For about eight years thereafter, we succeeded in the very tricky art of being former co-workers who remained friends. Sometimes we didn't see each other for long periods of time; on other occasions we got around to talking at great length on both musical and non-musical subjects. Most musicians I have known are (understandably enough) so wrapped up in themselves and their art that the rest of the world just doesn't hold their interest. (The polite way to describe this is by saying that artists are non-political beings,) But Cannon happened to be vitally interested in all of life; he enmeshed himself in a wide variety of activities. He was also one of the few people I have ever come across who could consistently talk as much as I do. I'd say that his old friend Pete Long and I were only partly joking when we claimed that some day we were going to run him for senator.

Cannon and I also came up with some intriguing musical ideas that we never did anything about. My favorite remains our plan to collaborate on a musical comedy based on the life of Dinah Washington. It is still easy for me to hear his vivid description of one potential scene, backstage at the Apollo Theater, with Dinah's dressing room filled with a procession of stolen-goods salesmen ("everything from hot fur coats to hot Kotex").

Eventually, fate moved our professional lives back together.

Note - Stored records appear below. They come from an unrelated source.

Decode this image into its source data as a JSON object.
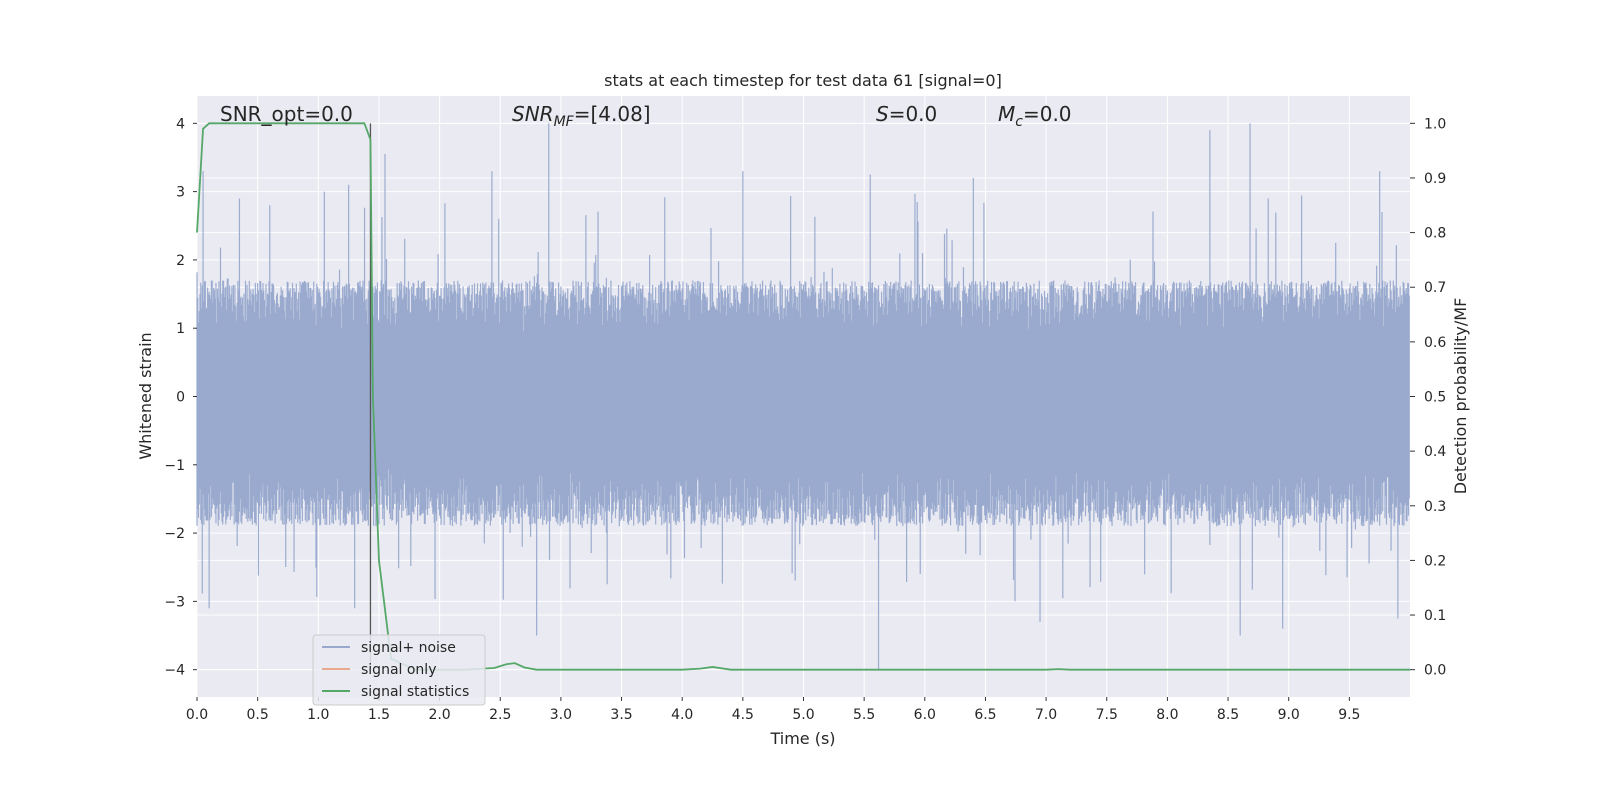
{
  "chart_data": {
    "type": "line",
    "title": "stats at each timestep for test data 61 [signal=0]",
    "xlabel": "Time (s)",
    "ylabel": "Whitened strain",
    "y2label": "Detection probability/MF",
    "xlim": [
      0.0,
      10.0
    ],
    "ylim": [
      -4.4,
      4.4
    ],
    "y2lim": [
      -0.05,
      1.05
    ],
    "xticks": [
      "0.0",
      "0.5",
      "1.0",
      "1.5",
      "2.0",
      "2.5",
      "3.0",
      "3.5",
      "4.0",
      "4.5",
      "5.0",
      "5.5",
      "6.0",
      "6.5",
      "7.0",
      "7.5",
      "8.0",
      "8.5",
      "9.0",
      "9.5"
    ],
    "yticks": [
      "4",
      "3",
      "2",
      "1",
      "0",
      "−1",
      "−2",
      "−3",
      "−4"
    ],
    "y2ticks": [
      "1.0",
      "0.9",
      "0.8",
      "0.7",
      "0.6",
      "0.5",
      "0.4",
      "0.3",
      "0.2",
      "0.1",
      "0.0"
    ],
    "grid": true,
    "legend_position": "lower-left",
    "annotations": {
      "snr_opt": "SNR_opt=0.0",
      "snr_mf_main": "SNR",
      "snr_mf_sub": "MF",
      "snr_mf_value": "=[4.08]",
      "s_main": "S",
      "s_value": "=0.0",
      "mc_main": "M",
      "mc_sub": "c",
      "mc_value": "=0.0"
    },
    "vline_x": 1.43,
    "series": [
      {
        "name": "signal+ noise",
        "color": "#98a9cd",
        "axis": "left",
        "envelope": {
          "upper_typical": 1.7,
          "upper_peaks": [
            [
              0.05,
              3.3
            ],
            [
              0.35,
              2.9
            ],
            [
              0.6,
              2.8
            ],
            [
              1.05,
              3.0
            ],
            [
              1.25,
              3.1
            ],
            [
              1.55,
              3.55
            ],
            [
              2.43,
              3.3
            ],
            [
              2.9,
              4.0
            ],
            [
              4.5,
              3.3
            ],
            [
              5.55,
              3.25
            ],
            [
              6.4,
              3.2
            ],
            [
              8.35,
              3.9
            ],
            [
              8.68,
              4.0
            ],
            [
              9.75,
              3.3
            ]
          ],
          "lower_typical": -1.9,
          "lower_peaks": [
            [
              0.1,
              -3.1
            ],
            [
              1.3,
              -3.1
            ],
            [
              2.8,
              -3.5
            ],
            [
              5.62,
              -4.0
            ],
            [
              6.95,
              -3.3
            ],
            [
              8.6,
              -3.5
            ],
            [
              8.95,
              -3.4
            ],
            [
              9.9,
              -3.25
            ]
          ]
        }
      },
      {
        "name": "signal only",
        "color": "#e8a98e",
        "axis": "left",
        "values": []
      },
      {
        "name": "signal statistics",
        "color": "#55a868",
        "axis": "right",
        "x": [
          0.0,
          0.05,
          0.1,
          0.2,
          0.5,
          1.0,
          1.3,
          1.38,
          1.43,
          1.45,
          1.5,
          1.6,
          1.8,
          2.0,
          2.2,
          2.45,
          2.55,
          2.62,
          2.7,
          2.8,
          3.0,
          4.0,
          4.15,
          4.25,
          4.4,
          5.0,
          7.0,
          7.1,
          7.2,
          8.0,
          10.0
        ],
        "y": [
          0.8,
          0.99,
          1.0,
          1.0,
          1.0,
          1.0,
          1.0,
          1.0,
          0.97,
          0.5,
          0.2,
          0.02,
          0.0,
          0.0,
          0.0,
          0.003,
          0.01,
          0.012,
          0.004,
          0.0,
          0.0,
          0.0,
          0.002,
          0.005,
          0.0,
          0.0,
          0.0,
          0.001,
          0.0,
          0.0,
          0.0
        ]
      }
    ]
  }
}
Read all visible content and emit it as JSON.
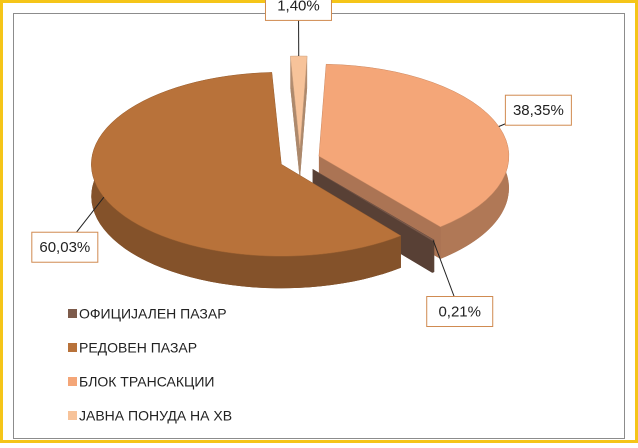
{
  "chart_data": {
    "type": "pie",
    "categories": [
      "ОФИЦИЈАЛЕН ПАЗАР",
      "РЕДОВЕН ПАЗАР",
      "БЛОК ТРАНСАКЦИИ",
      "ЈАВНА ПОНУДА НА ХВ"
    ],
    "values": [
      0.21,
      60.03,
      38.35,
      1.4
    ],
    "value_labels": [
      "0,21%",
      "60,03%",
      "38,35%",
      "1,40%"
    ],
    "colors": [
      "#7d5b4b",
      "#b8723a",
      "#f4a678",
      "#f7c39a"
    ],
    "legend": "bottom-left"
  }
}
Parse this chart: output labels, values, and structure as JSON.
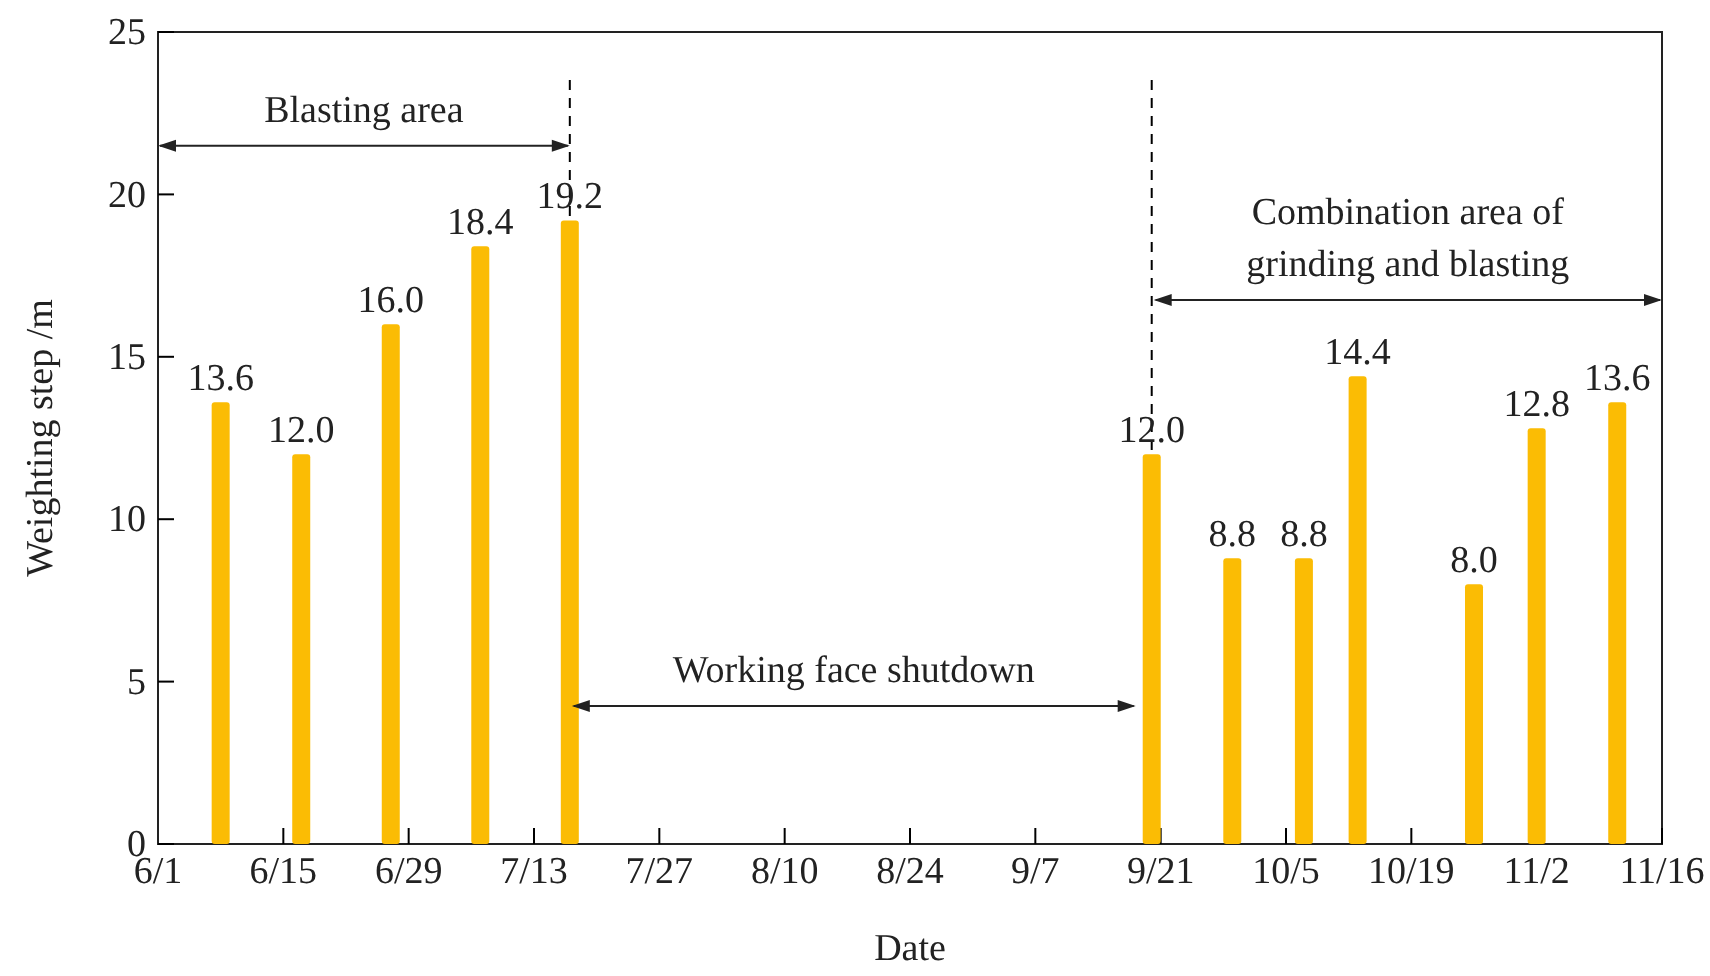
{
  "chart_data": {
    "type": "bar",
    "xlabel": "Date",
    "ylabel": "Weighting step /m",
    "x": [
      "--06-08",
      "--06-17",
      "--06-27",
      "--07-07",
      "--07-17",
      "--09-20",
      "--09-29",
      "--10-07",
      "--10-13",
      "--10-26",
      "--11-02",
      "--11-11"
    ],
    "values": [
      13.6,
      12.0,
      16.0,
      18.4,
      19.2,
      12.0,
      8.8,
      8.8,
      14.4,
      8.0,
      12.8,
      13.6
    ],
    "value_labels": [
      "13.6",
      "12.0",
      "16.0",
      "18.4",
      "19.2",
      "12.0",
      "8.8",
      "8.8",
      "14.4",
      "8.0",
      "12.8",
      "13.6"
    ],
    "color": "#fbbc04",
    "xlim": [
      "--06-01",
      "--11-16"
    ],
    "xticks": [
      {
        "value": "--06-01",
        "label": "6/1"
      },
      {
        "value": "--06-15",
        "label": "6/15"
      },
      {
        "value": "--06-29",
        "label": "6/29"
      },
      {
        "value": "--07-13",
        "label": "7/13"
      },
      {
        "value": "--07-27",
        "label": "7/27"
      },
      {
        "value": "--08-10",
        "label": "8/10"
      },
      {
        "value": "--08-24",
        "label": "8/24"
      },
      {
        "value": "--09-07",
        "label": "9/7"
      },
      {
        "value": "--09-21",
        "label": "9/21"
      },
      {
        "value": "--10-05",
        "label": "10/5"
      },
      {
        "value": "--10-19",
        "label": "10/19"
      },
      {
        "value": "--11-02",
        "label": "11/2"
      },
      {
        "value": "--11-16",
        "label": "11/16"
      }
    ],
    "ylim": [
      0,
      25
    ],
    "yticks": [
      0,
      5,
      10,
      15,
      20,
      25
    ],
    "ref_lines": [
      {
        "axis": "x",
        "value": "--07-17",
        "line_style": "dashed",
        "color": "#000000"
      },
      {
        "axis": "x",
        "value": "--09-20",
        "line_style": "dashed",
        "color": "#000000"
      }
    ],
    "annotations": [
      "Blasting area",
      "Working face shutdown",
      "Combination area of grinding and blasting"
    ]
  }
}
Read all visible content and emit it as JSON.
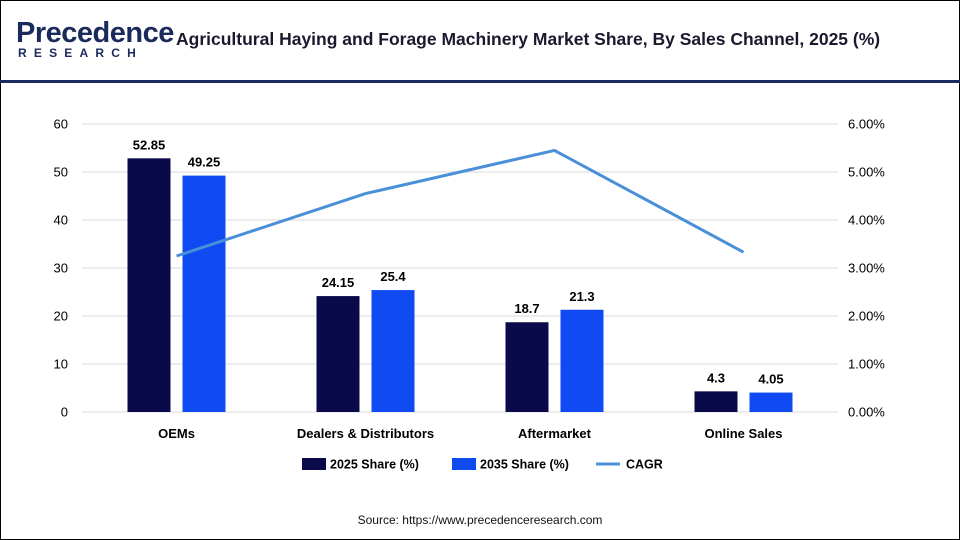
{
  "brand": {
    "name": "Precedence",
    "subname": "RESEARCH"
  },
  "title": "Agricultural Haying and Forage Machinery Market Share, By Sales Channel, 2025 (%)",
  "source": "Source: https://www.precedenceresearch.com",
  "colors": {
    "brand": "#1a2a5c",
    "series_2025": "#0a0a4a",
    "series_2035": "#0f4af2",
    "cagr": "#4a90d9",
    "grid": "#d9d9d9"
  },
  "chart_data": {
    "type": "bar",
    "categories": [
      "OEMs",
      "Dealers & Distributors",
      "Aftermarket",
      "Online Sales"
    ],
    "series": [
      {
        "name": "2025 Share (%)",
        "type": "bar",
        "axis": "left",
        "values": [
          52.85,
          24.15,
          18.7,
          4.3
        ]
      },
      {
        "name": "2035 Share (%)",
        "type": "bar",
        "axis": "left",
        "values": [
          49.25,
          25.4,
          21.3,
          4.05
        ]
      },
      {
        "name": "CAGR",
        "type": "line",
        "axis": "right",
        "values": [
          3.25,
          4.55,
          5.45,
          3.33
        ]
      }
    ],
    "data_labels": [
      [
        "52.85",
        "24.15",
        "18.7",
        "4.3"
      ],
      [
        "49.25",
        "25.4",
        "21.3",
        "4.05"
      ]
    ],
    "ylim": [
      0,
      60
    ],
    "y_ticks": [
      "0",
      "10",
      "20",
      "30",
      "40",
      "50",
      "60"
    ],
    "y2lim": [
      0,
      6
    ],
    "y2_ticks": [
      "0.00%",
      "1.00%",
      "2.00%",
      "3.00%",
      "4.00%",
      "5.00%",
      "6.00%"
    ],
    "grid": true,
    "legend": "bottom"
  }
}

I joined the Fantasy organization. Cannonball signed with Fantasy, and the company also acquired the Riverside catalog. After a while we got back to working together. He and Nat and I began by co-producing a package that was a real natural for us—new reworkings of the best material from the good old days (as far back as "This Here" and "Work Song" and "Jive Samba"). Working together again felt comfortable and good; I gave the album a title intended to reflect the comparative immortality of a man who had been a jazz star for all those years and was still going strong. But Phenix — the reference is to the legendary bird that is reborn every few hundred years out of the ashes of a self-consuming fire —  turned out to have more irony than prophecy to it. Only a few months after its completion, and while his next album remained unfinished, Julian had a stroke and, at the devastatingly young age of forty-six, was gone.

Cannon was certainly not a man without faults, but none of them were petty and the ones I was aware of were strictly self-injuring and directly connected with his huge love of life. He ate a lot (often his own food—he was a great cook) and drank a lot, and that's not really a good idea if you also happen to have high blood pressure and a touch of diabetes and a definite tendency to overweight. But there was no way in the world that he was going to scale himself down and be practical and cautious about his health. It would have been nice if he could have done so; most probably we'd still have him around now; but I'm afraid it just wasn't in his nature to play it that way.

And considering how much joy and warmth and creativity specifically came from that nature, how can any of us who knew and loved him complain too hard at the way it worked out. We can and do deeply mourn the unfair, untimely loss; but we also have the still-vital memory of him. And we have his music — and one very good thing about this music is how accurate a picture of the man it has always given. That means the music will help keep Cannonball extremely alive for us; and that's not bad at all.”


1 comment:

  1. This was a fascinating article, I am 17 and deeply interested in jazz and its history. To personally know a legend whose work will be studied for centuries sounds almost mythical to me, and to hear him described in such a detailed and thoughtful way is thoroughly interesting. Thank you for sharing this.